Practical stumbling blocks
The graphic below summarises the case for scaling – and the challenges of implementing the logic in practice. The question it reveals as being pivotal for the SOC arrangement is: does the budgetary perspective of the social workers - who are charged with administering the project’s vision by acting as gatekeepers to the service - match up with the designers’ perspective on which the financing of the service was originally modelled?
Such practical challenges faced by the SIB have resulted in referral hesitancies among some boroughs’ frontline staff, prompting the following reflections from those involved:
“While the contracted commissioners are much more realising that this [the SOC] is a benefit because you only pay for the ones that are successful, the people that hold the budget and social care are thinking differently. It has to come out of their budget, so they think ‘it needs to be somebody that definitely will go into care. Otherwise, I have to save money because it comes out of my budget.’” – Provider (PFP)
“I think other authorities, and I would say the ones that are being more successful, are referring slightly earlier [than us]. So they are looking at those children that are on the trajectory of care…. So the professional judgement is: we know where the family is going, they are going to end up going to that edge of care panel, but they just get to them that little bit earlier, so that’s what we’re trying to encourage here really.” – Commissioner
As the evaluators report, the simple payment trigger is intended to keep everyone focused on a common goal, while keeping the complexity of the finance and the commissioning co-op arrangements in the background. But the devil is always in the detailand the early part of the PFP story shows that the lynchpin of success is whether folks on the ground feel they are on the same page as the design level stakeholders.

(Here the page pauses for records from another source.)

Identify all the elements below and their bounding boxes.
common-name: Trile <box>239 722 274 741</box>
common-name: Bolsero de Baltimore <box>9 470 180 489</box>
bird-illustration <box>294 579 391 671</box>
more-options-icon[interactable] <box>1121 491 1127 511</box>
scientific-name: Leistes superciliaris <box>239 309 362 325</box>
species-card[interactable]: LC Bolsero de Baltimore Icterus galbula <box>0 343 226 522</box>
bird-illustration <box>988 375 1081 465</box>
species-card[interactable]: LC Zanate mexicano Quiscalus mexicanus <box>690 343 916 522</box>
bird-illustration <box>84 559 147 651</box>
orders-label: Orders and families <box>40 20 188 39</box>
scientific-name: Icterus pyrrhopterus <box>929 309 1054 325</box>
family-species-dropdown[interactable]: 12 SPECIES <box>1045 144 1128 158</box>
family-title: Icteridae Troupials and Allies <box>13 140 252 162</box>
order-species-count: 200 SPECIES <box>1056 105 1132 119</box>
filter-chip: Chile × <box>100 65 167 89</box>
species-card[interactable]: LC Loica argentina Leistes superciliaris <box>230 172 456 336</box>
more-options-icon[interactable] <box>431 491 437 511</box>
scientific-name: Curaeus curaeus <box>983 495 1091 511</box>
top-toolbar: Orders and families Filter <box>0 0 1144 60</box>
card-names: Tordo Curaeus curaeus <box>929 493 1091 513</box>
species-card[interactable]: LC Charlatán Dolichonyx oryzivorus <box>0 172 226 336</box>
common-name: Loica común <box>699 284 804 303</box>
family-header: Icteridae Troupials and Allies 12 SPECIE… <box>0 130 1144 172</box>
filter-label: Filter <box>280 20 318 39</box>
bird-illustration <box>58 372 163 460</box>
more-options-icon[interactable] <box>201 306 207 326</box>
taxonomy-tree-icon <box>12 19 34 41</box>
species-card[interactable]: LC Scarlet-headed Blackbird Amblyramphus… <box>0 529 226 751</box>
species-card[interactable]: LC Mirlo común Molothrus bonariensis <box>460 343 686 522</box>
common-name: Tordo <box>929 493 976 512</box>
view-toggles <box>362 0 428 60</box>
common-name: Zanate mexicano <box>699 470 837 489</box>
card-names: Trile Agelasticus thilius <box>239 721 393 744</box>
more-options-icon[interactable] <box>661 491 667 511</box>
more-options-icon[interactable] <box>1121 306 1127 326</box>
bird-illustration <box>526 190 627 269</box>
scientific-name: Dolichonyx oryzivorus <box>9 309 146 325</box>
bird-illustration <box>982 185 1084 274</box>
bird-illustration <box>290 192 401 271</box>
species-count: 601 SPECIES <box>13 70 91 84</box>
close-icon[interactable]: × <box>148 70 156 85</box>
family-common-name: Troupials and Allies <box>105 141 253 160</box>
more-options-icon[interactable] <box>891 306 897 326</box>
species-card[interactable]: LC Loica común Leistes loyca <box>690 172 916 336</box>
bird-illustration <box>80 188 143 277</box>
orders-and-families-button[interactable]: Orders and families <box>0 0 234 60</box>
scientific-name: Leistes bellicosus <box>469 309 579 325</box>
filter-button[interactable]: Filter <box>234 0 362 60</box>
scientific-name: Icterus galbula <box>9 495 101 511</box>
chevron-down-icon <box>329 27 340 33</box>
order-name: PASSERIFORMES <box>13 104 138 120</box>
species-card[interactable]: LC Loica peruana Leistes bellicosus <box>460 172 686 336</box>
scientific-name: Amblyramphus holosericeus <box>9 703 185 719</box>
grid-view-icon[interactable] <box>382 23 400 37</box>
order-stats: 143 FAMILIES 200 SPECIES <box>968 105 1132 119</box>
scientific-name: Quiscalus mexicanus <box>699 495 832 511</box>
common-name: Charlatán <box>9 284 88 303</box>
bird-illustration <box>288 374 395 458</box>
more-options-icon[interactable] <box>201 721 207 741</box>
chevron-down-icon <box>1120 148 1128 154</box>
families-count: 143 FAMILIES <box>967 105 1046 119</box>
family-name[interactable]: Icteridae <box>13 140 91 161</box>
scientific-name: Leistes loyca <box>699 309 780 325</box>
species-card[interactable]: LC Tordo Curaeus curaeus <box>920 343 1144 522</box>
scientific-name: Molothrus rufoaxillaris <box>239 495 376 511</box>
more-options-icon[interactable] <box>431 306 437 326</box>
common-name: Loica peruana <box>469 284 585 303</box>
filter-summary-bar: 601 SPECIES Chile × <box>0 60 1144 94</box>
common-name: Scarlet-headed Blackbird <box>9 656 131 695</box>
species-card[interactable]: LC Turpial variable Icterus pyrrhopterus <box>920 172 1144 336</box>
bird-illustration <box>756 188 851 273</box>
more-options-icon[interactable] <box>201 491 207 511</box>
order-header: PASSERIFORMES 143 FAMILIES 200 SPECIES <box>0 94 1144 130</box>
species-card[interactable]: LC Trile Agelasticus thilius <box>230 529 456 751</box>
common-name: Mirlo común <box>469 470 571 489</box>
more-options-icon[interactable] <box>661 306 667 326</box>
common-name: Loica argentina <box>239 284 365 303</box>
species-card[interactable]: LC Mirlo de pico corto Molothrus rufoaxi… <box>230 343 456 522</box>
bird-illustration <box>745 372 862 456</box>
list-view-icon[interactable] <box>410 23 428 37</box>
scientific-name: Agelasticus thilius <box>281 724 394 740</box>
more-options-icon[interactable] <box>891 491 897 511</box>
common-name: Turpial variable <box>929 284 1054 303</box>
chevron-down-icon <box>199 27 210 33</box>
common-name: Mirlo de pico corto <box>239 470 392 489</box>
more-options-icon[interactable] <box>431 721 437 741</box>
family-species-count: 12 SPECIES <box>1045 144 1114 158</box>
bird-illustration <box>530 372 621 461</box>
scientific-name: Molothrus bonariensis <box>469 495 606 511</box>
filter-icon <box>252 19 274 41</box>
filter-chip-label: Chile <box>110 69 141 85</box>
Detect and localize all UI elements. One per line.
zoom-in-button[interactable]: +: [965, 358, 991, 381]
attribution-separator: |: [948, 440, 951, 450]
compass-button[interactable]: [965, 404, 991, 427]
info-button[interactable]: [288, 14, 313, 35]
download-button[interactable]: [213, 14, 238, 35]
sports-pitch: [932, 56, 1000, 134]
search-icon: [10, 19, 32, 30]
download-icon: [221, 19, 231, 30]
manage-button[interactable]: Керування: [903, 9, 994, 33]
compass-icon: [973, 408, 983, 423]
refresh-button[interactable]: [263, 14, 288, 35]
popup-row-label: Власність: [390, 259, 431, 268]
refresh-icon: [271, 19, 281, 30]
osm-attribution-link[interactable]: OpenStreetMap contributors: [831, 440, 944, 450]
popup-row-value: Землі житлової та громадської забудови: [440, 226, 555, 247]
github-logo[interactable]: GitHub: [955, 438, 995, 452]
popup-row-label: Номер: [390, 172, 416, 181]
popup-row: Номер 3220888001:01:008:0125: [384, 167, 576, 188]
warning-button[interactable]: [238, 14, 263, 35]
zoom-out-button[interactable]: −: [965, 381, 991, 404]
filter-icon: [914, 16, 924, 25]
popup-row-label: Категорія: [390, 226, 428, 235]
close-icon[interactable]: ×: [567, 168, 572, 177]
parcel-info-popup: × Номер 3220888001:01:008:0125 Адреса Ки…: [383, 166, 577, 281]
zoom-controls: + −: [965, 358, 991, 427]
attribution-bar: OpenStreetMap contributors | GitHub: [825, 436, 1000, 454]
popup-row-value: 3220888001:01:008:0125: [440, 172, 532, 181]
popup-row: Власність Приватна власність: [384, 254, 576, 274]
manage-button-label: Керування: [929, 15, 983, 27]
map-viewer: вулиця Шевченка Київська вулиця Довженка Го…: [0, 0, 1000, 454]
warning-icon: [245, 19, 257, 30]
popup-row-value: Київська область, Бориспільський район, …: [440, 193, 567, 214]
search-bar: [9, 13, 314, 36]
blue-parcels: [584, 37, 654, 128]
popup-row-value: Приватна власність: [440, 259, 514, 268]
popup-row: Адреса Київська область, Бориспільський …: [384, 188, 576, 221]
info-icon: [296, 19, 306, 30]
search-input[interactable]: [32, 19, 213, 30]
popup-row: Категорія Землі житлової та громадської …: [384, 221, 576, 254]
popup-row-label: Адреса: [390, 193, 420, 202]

As in many SIBs/SOCs, the emphasis rests on the VfM benefits that the arrangement will bring through scaling and performance; but unless you get the gate-keeping right, neither of those gains can materialise.
The difficulty this initiative faced at that starting gate hung on the calibration of the threshold of need for referring a child. Getting that right is critical to the credibility of the PbR arrangement itself, as it acts as a quasi-counterfactual against which to claim the project is delivering each result. Get it wrong, and the whole impact-first finance system that backs the SIB faces undue extra risk.
The next two evaluation visits will look closer at PFP’s careful balancing act and, at whether selecting PbR (and the finance to support it) as the solution for barriers to scaling and to achieving VfM objectives, is holding up as the most suitable tool to pull from the commissioning box. In the meantime, an allied question in a Policy Evaluation & Research Unit paper hangs in the air, which perhaps the CMA study could also usefully reflect on: if front-line social workers and their clients were to become more deeply involved in the design and scenario testing of future contracting and finance mechanisms for care and edge-of-care services, what kind of people-led arrangements might we get next?